Area of Weaverling Spit before English ivy removal
That’s where I met up with Natural Resource Technicians Jennifer Weeks and Todd Woodard, and the Samish Indian Nation’s Natural Resources Director, Christine Woodward. Through grant requests from the Samish Indian Nation, the Mountaineers Foundation has funded two consecutive years of an English ivy removal project on the Weaverling Spit in Fidalgo Bay. This six acre patch of land jutting into the bay was returned to the Samish Indian Nation in the mid 1990s after it had served for decades as a summer cabin venue and even had its own dance hall.
After English ivy removal
As chair of the Community Grants Committee I was intrigued by the 2008 grant request as the project directors designed the removal to be done using labor from the Whatcom Alternative Corrections center. After spending three hours with Jennifer, Todd, and Christine, I learned that the Weaverling Spit Restoration project is one of many projects the Samish Indian Nation is involved with throughout the Fidalgo Bay/Anacortes area.But, back to the ivy…
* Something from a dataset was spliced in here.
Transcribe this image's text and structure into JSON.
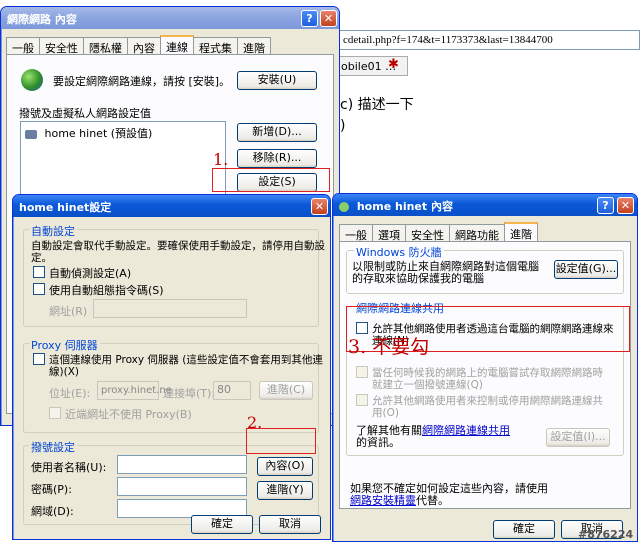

The Mountaineers Foundation’s 2008 and 2009 grants were awarded to support the removal of ivy from the Weaverling Spit, the only remaining unarmored shoreline left in Fidalgo Bay and an important cultural site for the Samish Indian Nation. When the project began, ivy fully covered two acres of the six acre spit with a thick mat, choking out native understory plants and climbing up and threatening 200-year old Douglas Firs. Small cabins built over the years were totally engulfed by the ivy. A hard working corrections crew removed a whopping 27 tons of ivy over 12 work days during those two years.
Foxglove returning to the understory
Native plants such as foxglove, miner’s lettuce, ocean spray are making their way back to the spit; eagles, otters (a pair lives under one of the old buildings still left partially standing), and a coyote are part of the new landscape.There are still pockets of heavy ivy infestation that will need to be dealt with. The ivy pull had to be halted as a large midden was found and disturbance of the soil covering the midden will need the Nation’s approval. Ivy re-growth will also need to be attended to over the next few years but this is a project that the Foundation can be extremely proud to have funded.